Drivers across the board have a lot to worry about when it comes to preserving safety on the road. Everything from a small distraction to not getting enough sleep the night before could potentially lead to dangerous or even fatal crashes.
In particular, drowsiness has much stronger ties with roadway crashes than most people think. But just how and why does drowsiness make such a big impact?
How the public views drowsy driving
Sleep Foundation discusses the many impacts that drowsiness can have on driving. First of all, driving has a uniquely widespread impact due to the fact that it does not face the same demonization as other forms of unsafe driving behaviors. Among them include intoxicated driving and texting while driving.
On the other hand, some people view drowsy driving as an inevitability and a product of our current work and school culture. This means more people hit the road while tired or even sleep-deprived, which in turn ups everyone’s chances of getting involved in a crash.
How drowsiness affects drivers
Drowsiness itself contributes to crashes because it affects the human brain in a way eerily similar to intoxication. Drowsy and intoxicated drivers both struggle to concentrate, cannot predict oncoming risks and have slowed reflexes.
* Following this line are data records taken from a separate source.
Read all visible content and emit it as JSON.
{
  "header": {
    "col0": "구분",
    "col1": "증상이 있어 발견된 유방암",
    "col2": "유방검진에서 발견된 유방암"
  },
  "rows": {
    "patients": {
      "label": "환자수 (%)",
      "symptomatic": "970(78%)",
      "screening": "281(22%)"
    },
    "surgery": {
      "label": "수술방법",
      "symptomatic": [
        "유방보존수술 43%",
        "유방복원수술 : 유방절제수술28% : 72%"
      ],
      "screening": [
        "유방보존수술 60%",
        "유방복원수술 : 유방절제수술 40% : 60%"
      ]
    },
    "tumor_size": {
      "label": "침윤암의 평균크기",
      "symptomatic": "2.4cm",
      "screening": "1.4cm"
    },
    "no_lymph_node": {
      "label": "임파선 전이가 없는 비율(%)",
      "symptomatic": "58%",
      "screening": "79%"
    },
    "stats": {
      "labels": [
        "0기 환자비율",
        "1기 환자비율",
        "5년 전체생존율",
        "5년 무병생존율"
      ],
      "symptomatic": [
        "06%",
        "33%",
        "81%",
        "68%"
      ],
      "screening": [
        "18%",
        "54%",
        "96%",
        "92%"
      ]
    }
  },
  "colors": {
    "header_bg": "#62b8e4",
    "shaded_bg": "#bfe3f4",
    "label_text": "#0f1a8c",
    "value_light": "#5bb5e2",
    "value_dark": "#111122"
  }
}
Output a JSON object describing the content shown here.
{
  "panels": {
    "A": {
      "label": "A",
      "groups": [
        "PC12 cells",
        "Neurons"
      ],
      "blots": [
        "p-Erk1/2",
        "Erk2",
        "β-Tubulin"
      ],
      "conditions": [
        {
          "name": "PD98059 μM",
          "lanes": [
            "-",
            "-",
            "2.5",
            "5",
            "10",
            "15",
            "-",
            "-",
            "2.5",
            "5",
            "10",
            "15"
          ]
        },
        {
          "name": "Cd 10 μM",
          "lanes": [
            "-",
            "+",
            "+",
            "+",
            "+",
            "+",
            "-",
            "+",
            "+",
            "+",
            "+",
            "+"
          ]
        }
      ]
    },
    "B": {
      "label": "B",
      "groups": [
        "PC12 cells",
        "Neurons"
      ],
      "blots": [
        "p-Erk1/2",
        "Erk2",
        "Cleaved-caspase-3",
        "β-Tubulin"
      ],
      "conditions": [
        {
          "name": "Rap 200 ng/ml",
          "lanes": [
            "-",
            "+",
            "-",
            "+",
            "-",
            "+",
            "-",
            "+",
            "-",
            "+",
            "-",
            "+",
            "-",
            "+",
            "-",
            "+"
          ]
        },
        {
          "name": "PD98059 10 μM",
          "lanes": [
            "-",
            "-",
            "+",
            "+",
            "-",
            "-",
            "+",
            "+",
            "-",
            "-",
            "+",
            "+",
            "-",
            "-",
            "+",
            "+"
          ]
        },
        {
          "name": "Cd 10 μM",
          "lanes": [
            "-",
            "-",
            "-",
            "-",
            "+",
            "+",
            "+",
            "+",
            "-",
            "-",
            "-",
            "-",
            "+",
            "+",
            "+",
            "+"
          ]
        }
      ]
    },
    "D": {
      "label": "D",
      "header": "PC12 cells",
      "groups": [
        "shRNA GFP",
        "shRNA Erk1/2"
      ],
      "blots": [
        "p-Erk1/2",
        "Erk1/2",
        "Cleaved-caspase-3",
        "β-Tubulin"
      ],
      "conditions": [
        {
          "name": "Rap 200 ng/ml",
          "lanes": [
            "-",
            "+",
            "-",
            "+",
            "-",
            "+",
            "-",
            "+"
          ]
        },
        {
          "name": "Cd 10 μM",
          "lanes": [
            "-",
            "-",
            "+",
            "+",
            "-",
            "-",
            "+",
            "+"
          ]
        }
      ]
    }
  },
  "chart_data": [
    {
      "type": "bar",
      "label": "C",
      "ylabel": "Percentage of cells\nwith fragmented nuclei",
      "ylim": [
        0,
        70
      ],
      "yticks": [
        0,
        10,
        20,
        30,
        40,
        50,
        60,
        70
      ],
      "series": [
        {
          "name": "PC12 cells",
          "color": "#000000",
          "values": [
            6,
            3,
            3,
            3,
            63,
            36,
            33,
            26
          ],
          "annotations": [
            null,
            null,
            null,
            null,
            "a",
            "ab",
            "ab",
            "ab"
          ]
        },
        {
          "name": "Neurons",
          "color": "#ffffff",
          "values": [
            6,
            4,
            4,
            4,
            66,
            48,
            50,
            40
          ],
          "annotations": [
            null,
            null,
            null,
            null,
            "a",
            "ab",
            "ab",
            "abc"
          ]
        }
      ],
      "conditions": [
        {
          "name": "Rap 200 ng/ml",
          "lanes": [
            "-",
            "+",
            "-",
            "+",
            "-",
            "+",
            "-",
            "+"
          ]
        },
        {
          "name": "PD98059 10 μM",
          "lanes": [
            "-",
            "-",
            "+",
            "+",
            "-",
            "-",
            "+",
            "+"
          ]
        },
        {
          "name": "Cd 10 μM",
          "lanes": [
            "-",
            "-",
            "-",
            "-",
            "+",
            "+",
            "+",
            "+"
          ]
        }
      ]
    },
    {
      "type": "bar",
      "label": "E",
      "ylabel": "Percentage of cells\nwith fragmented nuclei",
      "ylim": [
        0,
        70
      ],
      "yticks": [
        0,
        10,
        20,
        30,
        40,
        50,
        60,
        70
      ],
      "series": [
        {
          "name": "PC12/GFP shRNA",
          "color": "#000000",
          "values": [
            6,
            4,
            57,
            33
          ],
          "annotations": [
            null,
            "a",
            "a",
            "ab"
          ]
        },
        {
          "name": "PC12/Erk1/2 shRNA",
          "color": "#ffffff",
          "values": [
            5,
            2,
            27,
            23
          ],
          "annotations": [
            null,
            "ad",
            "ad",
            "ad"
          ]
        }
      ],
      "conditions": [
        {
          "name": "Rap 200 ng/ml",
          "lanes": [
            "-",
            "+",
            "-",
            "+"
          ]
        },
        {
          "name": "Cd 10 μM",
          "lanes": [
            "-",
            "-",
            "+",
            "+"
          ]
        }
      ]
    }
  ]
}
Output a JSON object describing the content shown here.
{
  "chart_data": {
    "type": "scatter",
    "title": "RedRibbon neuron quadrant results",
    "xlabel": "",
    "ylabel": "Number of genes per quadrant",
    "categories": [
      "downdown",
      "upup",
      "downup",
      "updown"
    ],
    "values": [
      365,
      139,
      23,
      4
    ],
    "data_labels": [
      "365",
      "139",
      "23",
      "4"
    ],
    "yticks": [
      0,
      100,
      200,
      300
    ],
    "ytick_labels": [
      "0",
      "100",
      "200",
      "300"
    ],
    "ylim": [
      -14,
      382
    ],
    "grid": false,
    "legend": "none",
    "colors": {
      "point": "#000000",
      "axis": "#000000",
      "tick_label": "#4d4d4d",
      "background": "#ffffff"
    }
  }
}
On top of that, drowsy drivers also have a risk of falling asleep at the wheel. A person could entirely conk out, or experience something called “microsleep”, in which you fall into light sleep over a period of 1 to 3 seconds when you blink. Unfortunately, when traveling at the speeds typical on a freeway, you can still travel the distance of a football field in 3 seconds. Needless to say, even a brief moment of unconsciousness can contribute heftily to the risks of a crash.